After Djokovic Win, For Daniel, 'Life Goes On'
Players spend their lives dreaming of that big win, the victory that makes the world stop, recognise their names – maybe learn how to pronounce them – and hear their stories.
Japan's Taro Daniel beat current World No. 1 Novak Djokovic last year at the BNP Paribas Open in Indian Wells for the biggest win of his nine-year career. And for a while, the upset felt exactly like he thought it would – life-changing, validating, satisfying.
“At that moment I won, it did feel like something big, and that's how I thought it was going to feel like,” Daniel told ATPTour.com. “But then 40 minutes later, everything's the same.”
He had another match to prepare for, then another tournament to travel to, and then another match to prepare for...
“In the end, it's just a match, and then the Tour goes on, life goes on. You still have to grind some [ATP Challenger Tour] matches, you still have weeks where you can't win matches,” Daniel said. “It did help me in terms of getting more recognition perhaps, but yeah, life still goes on.”
The “What have you done for me lately?” world can be cruel: Beat the best player in the world, and you have to back it up again, and again and again. But for Daniel, the daily tennis grind did improve after his headline win against Djokovic.
Two months later, a more confident Daniel won his maiden ATP Tour title at the TEB BNP Paribas Istanbul Open. The Japanese reached a new career-high of No. 64 in the ATP Rankings in August. “Last year was a pretty big step up,” he said.
This year, Daniel has his eyes solely on the future as he looks to construct a more complete game for himself and secure more wins over Djokovic and his peers at the top of the ATP Rankings. The 26-year-old Japanese, who was born in New York but moved to Japan as a baby, spent ages 13-23 training in Valencia, Spain, where the focus was on his groundstrokes and rallies.
“Very endurance based, a lot of crosscourt rallies... trying to not go for aces, trying to build up the point with a kick serve and get your forehand,” Daniel said.
The strategies provided a consistent tennis base for him, but lately he's been trying to build a more complete game, including taking advantage of his 6'3”, 190-pound frame.
“I'm not going to be better than, for example, a Nishioka or a Schwartzman from the baseline, because no matter how hard I work they're always going to move better than me,” Daniel said.
“I have to have that offensive side of my game... My serve, I have to improve my volleys, which I basically never trained until a couple years ago.
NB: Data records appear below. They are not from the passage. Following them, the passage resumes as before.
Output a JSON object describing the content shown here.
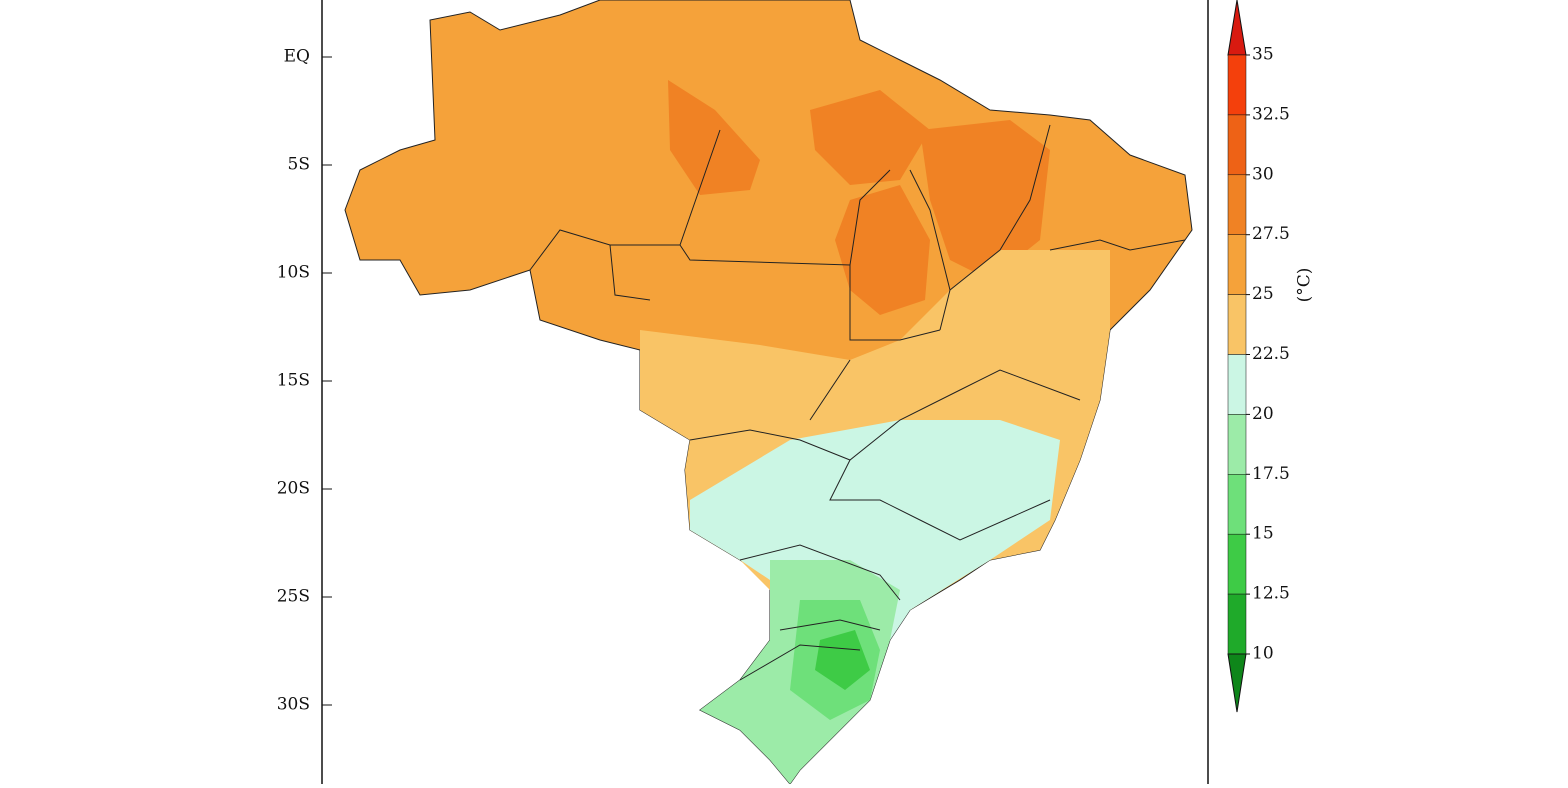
{
  "map": {
    "lat_labels": [
      "EQ",
      "5S",
      "10S",
      "15S",
      "20S",
      "25S",
      "30S"
    ],
    "colorbar": {
      "ticks": [
        35,
        32.5,
        30,
        27.5,
        25,
        22.5,
        20,
        17.5,
        15,
        12.5,
        10
      ],
      "colors": [
        "#d81a10",
        "#f4400c",
        "#ee6216",
        "#f08224",
        "#f5a23a",
        "#f9c466",
        "#cbf6e4",
        "#9ceba8",
        "#6ee07a",
        "#3ecb46",
        "#1faa2a",
        "#0e861a"
      ],
      "unit": "(°C)"
    }
  }
}
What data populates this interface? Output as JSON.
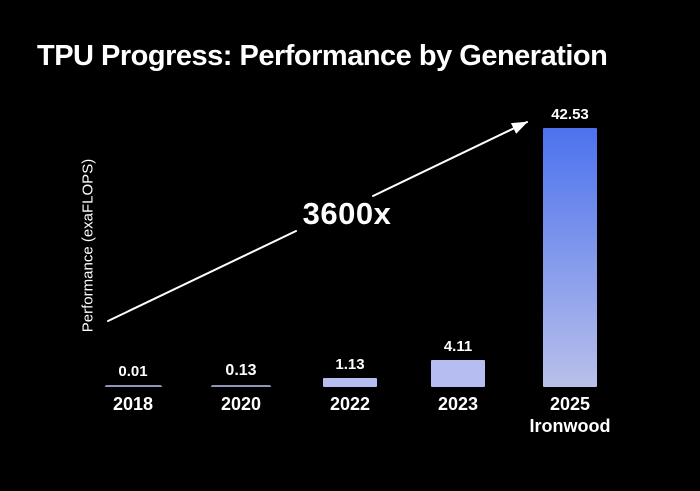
{
  "title": "TPU Progress: Performance by Generation",
  "ylabel": "Performance (exaFLOPS)",
  "annotation": "3600x",
  "colors": {
    "background": "#000000",
    "text": "#ffffff",
    "arrow": "#ffffff",
    "bar_tiny": "#8f94b8",
    "bar_light": "#b6bdf1",
    "bar_gradient_top": "#4c72ee",
    "bar_gradient_bottom": "#b9c0ea"
  },
  "chart_data": {
    "type": "bar",
    "title": "TPU Progress: Performance by Generation",
    "xlabel": "",
    "ylabel": "Performance (exaFLOPS)",
    "categories": [
      "2018",
      "2020",
      "2022",
      "2023",
      "2025"
    ],
    "sublabels": [
      "",
      "",
      "",
      "",
      "Ironwood"
    ],
    "values": [
      0.01,
      0.13,
      1.13,
      4.11,
      42.53
    ],
    "value_labels": [
      "0.01",
      "0.13",
      "1.13",
      "4.11",
      "42.53"
    ],
    "annotation": "3600x",
    "ylim": [
      0,
      45
    ],
    "grid": false,
    "legend": false,
    "background": "black"
  }
}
Those things are adding up nicely, but it still has to really naturally come. I think it will still take a little bit more time.”
Adding new tactics and trying to change years' worth of patterns can produce up-and-down results. Daniel made the quarter-finals at this week's Banque Eric Sturdza Geneva Open and at the Grand Prix Hassan II in April in Marrakech. But before April, he hadn't made a quarter-final in eight months, since last August at the Winston-Salem Open.
“We're focusing now on getting more aggressive overall without losing his DNA of consistency,” said Gustavo Marcaccio, Daniel's coach since July 2018. “He has already improved his serve significantly, but he could improve it even more... Little by little, he will become a big server in the game.
“As far as returns, it's the same thing... He could easily attack the second serve a little more.”
Daniel heads to Roland Garros in a good – but precarious – spot. He didn't have to play qualifying before the season's second Grand Slam – good news. But his ATP Ranking has slipped to No. 107, at least eight spots away from where he'd like to be to help him secure main-draw entry into future Grand Slams.
But Daniel, a 10-year veteran on the ATP Tour, knows better than most that the tennis life can be like this: highs, lows and everything in between.
“It goes away really quick – all the good weeks. Before you know it you have to defend the points... It's a constant struggle... You try to keep the load the light as possible, try to concentrate on improvement instead of the material side of it,” Daniel said. “It's a long process.”